To model a one-dimensional cable of cells, we apply the discrete cable equation

$$\frac{d{u}_i}{dt}=g_j\left(u_{i+1}+u_{i-1}-2u_i\right)-g_k{u}_i+I_{Na}\left(u_i\right)+I_x{\eta }_i\left(t\right),$$ (4)

where u_i = V_i –V_m is the voltage difference of the i^th cell above the resting membrane potential, and where g_j is the gap junction conductance between cells. To avoid boundary effects, we will apply periodic boundary conditions so that u₁ = u_n, where n is the number of cells on the cable. Here, all conductances are measured per unit capacitance, and have units of mS/μF = ms⁻¹, while currents are in units of A/F.

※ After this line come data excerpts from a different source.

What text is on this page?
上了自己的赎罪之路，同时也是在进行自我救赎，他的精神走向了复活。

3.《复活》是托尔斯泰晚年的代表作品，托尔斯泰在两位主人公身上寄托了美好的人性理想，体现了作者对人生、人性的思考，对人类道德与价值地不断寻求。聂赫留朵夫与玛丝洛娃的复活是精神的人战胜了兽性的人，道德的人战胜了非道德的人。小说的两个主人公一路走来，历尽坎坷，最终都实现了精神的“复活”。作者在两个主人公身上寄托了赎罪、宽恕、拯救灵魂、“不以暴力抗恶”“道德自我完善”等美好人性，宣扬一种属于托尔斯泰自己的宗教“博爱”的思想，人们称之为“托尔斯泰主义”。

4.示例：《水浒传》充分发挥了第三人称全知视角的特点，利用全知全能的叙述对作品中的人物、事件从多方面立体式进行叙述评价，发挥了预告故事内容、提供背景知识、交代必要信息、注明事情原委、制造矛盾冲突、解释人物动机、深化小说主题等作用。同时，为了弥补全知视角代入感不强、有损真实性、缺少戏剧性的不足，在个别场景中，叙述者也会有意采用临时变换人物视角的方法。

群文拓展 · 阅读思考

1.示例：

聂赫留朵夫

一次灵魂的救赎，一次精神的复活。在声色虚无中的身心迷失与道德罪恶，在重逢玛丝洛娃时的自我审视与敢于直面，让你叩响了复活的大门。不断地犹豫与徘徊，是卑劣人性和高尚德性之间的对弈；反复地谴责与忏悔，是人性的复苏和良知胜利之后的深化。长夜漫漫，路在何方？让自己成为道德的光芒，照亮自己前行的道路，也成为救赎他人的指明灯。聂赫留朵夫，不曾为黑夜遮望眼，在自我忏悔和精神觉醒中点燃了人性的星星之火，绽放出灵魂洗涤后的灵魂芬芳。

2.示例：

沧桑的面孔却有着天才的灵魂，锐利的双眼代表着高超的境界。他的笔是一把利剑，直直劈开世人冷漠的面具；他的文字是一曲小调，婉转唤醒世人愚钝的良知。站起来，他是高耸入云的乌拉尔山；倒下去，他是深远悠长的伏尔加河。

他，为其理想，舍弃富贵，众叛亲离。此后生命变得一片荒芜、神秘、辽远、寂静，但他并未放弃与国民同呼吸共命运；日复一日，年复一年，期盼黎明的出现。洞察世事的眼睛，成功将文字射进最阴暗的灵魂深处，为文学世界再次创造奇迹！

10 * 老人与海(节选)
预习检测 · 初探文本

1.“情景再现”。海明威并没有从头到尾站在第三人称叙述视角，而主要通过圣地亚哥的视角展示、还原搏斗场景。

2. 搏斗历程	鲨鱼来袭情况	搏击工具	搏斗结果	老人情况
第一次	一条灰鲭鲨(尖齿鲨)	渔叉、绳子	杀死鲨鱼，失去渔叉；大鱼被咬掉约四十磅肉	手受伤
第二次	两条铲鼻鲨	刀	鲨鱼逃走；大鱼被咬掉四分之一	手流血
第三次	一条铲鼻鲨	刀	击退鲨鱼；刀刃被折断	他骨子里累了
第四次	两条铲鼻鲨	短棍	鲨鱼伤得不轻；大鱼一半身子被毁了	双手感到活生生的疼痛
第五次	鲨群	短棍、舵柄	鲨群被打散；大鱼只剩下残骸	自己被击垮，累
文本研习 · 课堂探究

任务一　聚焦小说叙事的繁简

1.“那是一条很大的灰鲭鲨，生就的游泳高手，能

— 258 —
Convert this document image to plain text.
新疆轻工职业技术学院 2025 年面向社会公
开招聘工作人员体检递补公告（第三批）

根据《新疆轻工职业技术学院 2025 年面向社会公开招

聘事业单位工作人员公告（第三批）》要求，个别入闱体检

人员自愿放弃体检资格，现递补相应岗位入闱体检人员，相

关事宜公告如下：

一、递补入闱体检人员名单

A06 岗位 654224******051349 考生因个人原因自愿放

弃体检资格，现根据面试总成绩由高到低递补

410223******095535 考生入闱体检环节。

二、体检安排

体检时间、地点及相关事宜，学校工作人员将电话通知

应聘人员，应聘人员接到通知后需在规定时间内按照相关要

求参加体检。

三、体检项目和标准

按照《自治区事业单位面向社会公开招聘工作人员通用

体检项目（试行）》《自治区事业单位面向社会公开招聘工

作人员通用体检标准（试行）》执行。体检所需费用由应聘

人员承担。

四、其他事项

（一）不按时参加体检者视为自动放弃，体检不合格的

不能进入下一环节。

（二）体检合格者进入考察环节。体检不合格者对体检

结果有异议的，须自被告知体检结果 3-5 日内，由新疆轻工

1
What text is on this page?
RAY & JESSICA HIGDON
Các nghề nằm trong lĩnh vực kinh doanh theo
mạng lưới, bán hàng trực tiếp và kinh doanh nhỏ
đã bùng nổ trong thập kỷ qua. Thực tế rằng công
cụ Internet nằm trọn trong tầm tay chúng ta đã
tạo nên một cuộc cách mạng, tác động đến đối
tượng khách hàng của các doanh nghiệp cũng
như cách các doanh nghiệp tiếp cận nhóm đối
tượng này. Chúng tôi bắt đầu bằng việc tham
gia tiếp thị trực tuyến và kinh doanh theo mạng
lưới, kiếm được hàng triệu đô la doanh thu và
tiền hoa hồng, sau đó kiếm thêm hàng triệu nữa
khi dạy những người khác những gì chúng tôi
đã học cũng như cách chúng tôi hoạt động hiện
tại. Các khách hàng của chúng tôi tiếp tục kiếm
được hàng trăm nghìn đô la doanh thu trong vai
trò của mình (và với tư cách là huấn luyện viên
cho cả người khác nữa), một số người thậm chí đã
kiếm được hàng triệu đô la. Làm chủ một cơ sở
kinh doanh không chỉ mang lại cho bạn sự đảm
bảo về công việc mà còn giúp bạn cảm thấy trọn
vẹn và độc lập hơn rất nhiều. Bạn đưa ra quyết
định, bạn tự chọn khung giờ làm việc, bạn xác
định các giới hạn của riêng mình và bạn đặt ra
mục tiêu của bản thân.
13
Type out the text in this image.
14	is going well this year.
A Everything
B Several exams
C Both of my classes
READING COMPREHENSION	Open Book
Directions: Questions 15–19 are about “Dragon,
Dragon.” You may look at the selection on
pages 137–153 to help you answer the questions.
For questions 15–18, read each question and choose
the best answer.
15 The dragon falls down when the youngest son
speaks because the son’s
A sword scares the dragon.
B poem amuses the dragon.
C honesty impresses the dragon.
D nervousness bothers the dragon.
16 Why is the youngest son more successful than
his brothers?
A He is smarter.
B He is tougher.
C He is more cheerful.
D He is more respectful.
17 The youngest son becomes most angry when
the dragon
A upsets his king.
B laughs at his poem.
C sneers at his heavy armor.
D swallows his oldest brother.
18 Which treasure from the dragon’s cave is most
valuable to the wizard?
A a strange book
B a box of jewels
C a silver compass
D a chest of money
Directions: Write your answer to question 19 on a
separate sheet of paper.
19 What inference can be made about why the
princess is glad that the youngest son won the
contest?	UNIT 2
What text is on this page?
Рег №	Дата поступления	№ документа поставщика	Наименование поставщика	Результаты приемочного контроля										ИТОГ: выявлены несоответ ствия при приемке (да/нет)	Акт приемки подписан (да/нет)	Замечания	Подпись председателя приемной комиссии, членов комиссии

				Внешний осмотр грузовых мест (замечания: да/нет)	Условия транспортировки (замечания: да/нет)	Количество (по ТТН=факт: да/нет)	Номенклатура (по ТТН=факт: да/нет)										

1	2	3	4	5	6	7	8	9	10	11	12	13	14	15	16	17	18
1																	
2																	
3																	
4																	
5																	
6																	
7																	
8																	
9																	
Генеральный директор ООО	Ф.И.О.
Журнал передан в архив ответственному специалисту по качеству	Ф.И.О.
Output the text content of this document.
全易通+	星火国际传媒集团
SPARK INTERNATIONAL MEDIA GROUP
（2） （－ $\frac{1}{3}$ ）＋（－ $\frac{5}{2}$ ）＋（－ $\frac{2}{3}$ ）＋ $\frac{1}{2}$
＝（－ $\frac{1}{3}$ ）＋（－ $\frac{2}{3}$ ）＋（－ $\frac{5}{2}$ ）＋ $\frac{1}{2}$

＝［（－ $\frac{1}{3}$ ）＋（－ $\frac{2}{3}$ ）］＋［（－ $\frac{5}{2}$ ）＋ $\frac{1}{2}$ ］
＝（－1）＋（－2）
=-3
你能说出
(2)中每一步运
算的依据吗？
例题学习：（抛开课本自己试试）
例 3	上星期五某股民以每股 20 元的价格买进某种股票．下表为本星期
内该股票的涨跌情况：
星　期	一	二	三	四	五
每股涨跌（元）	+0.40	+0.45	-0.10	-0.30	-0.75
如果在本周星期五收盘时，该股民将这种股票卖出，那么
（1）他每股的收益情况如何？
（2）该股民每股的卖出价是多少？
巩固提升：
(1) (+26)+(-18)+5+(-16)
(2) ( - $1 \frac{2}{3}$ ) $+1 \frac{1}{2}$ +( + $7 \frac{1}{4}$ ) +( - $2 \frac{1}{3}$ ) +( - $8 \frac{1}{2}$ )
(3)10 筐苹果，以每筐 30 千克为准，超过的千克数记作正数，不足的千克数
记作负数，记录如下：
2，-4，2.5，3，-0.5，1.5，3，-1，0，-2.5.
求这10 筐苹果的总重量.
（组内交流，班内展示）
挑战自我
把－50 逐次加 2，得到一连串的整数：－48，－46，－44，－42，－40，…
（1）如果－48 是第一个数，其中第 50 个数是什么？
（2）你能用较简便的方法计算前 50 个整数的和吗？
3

In this study, we will explore the timing of ectopic activity over a wide range of system parameters. Thus, we will pick model parameters that can differ substantially from the known physiological values. In this way, our study will be relevant to potential disease states where the current conductance can differ substantially from their physiological values. The system parameters are determined as follows:

The gap junction conductance (g_j)

This parameter is chosen so that the effective diffusion coefficient of voltage in cardiac tissue is the experimentally measured value D = 5 × 10⁻⁴ cm²/ms. Noting that D = g_jd², where d is the length of a cell, this gives g_j = 5 ms⁻¹, using a standard value of d = 100 μm. Thus, we will consider gap junction conductances in the range 1 ms⁻¹ < g_j < 10 ms⁻¹.

The I_K1 conductance (g_k)

The maximum I_K1 conductance typically varies over a wide range depending upon cell type and physiological conditions. In this study we will consider system properties in the range 0.05 ms⁻¹ < g_k < 1 ms⁻¹, which includes conductances from a range of ionic models (16,17).

The strength of the sodium-calcium exchanger (I_x)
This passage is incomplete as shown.